What role did Westminster play in leading you to your current position/studies?

I don’t think I would have gotten the same unique, useful, and inspiring undergraduate experience anywhere else other than Westminster. When it comes to my Education degree, compared to other college education programs, I am certain that I had many more real-world, hands-on, and technical opportunities for experiences to put the theoretical perspectives and research that I learned into practice.

What do you consider your greatest success?

I have been very fortunate the past two years in my school and district to be involved in curriculum writing, leading professional development sessions, and attending conferences to promote my own learning as a teacher. I am most proud of helping with the application process to help my school win two national Promising Practice awards from Character.org, a leading organization in teaching positive character traits. Last October, I attended the National Character Conference in Washington, D.C. with a colleague and my principal to be recognized for winning these awards.

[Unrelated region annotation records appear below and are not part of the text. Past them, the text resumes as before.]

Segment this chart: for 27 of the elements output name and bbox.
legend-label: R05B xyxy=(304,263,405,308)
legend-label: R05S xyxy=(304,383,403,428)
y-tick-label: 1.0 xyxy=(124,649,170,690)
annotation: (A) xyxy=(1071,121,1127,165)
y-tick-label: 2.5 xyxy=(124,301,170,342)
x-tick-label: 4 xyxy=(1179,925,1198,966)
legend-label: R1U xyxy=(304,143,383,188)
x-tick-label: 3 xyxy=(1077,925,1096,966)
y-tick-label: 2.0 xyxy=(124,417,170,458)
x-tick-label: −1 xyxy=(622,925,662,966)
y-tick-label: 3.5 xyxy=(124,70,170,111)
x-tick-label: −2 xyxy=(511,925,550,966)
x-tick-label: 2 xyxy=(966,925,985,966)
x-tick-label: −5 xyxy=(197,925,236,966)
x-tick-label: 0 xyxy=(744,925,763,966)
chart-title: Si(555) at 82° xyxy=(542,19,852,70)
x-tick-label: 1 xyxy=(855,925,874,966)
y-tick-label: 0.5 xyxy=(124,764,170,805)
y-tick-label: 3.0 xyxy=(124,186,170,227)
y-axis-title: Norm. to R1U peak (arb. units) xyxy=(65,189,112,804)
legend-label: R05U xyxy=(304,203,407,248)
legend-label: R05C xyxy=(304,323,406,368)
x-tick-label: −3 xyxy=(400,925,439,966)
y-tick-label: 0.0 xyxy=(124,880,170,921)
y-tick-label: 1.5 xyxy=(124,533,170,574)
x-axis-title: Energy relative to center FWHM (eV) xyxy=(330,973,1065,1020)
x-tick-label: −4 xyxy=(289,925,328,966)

I was also recently honored to receive an award for being an Outstanding Beginning Educator from the Missouri Association of Colleges for Teacher Education. This award was one that only 59 new teachers within their first two years of teaching received out of about 8,000 total new teachers certified in the state of Missouri in the past two years.

What are your future goals?

In the future, I would like to go back to school to get my doctorate, either in administration or education, in order to be a principal somewhere or teach college students how to be successful teachers.

Do you recommend Westminster to prospective college students?

Yes. A thousand times yes. The reason it appealed to me was the personal, authentic, and homey feeling that I got when I first set foot on campus. There is something about being a name and not a number that was very valuable to me. And despite being a small school, they still provide every opportunity for young adults to grow, network, learn, and flourish.

It was because of the personal, “at-home” feeling of love and support I got from those around me at Westminster that I was able to become as well-rounded as I am now. I truly believe that it was because of Westminster that I have become a “critically aware, life-long learner and leader of character,” who is “committed to the values of integrity, fairness, respect, and responsibility;” and Westminster has prepared me for a life of “success, significance, and service.”

Favorite Westminster faculty member?

Honestly, there are too many great faculty members to name just one “favorite.” I learned something very valuable from each faculty member with whom I had a class (and even some things from faculty/staff that I did not). Some of the most influential people from my college experience at Westminster have been: Bob Cowles, Cinnamon Brown, Keith Hardeman, Barri Bumgarner, Sue Serota, Jim Concannon, Tracey Braden, and Maureen Tuthill, and a few who are no longer at Westminster.

I had such a great experience at Westminster and found so much support and enlightenment from each of these people. Those authentic relationships that we built together are the crucial piece to any life-changing educational experience.

Favorite spot on campus?

There is a really nice little place in Coulter Science Center at the end of one of the science hallways with large open windows and couches. During sunny days, that was one of my favorite places to go to study, read, or relax, just because it was quiet, bright, and warm.

Favorite way to spend a Sunday?

Reading, cleaning my house, watching Netflix, arts and crafts. In general, my favorite way to spend a Sunday is doing whatever it is that will relax me and put my mind in the right state for the upcoming week.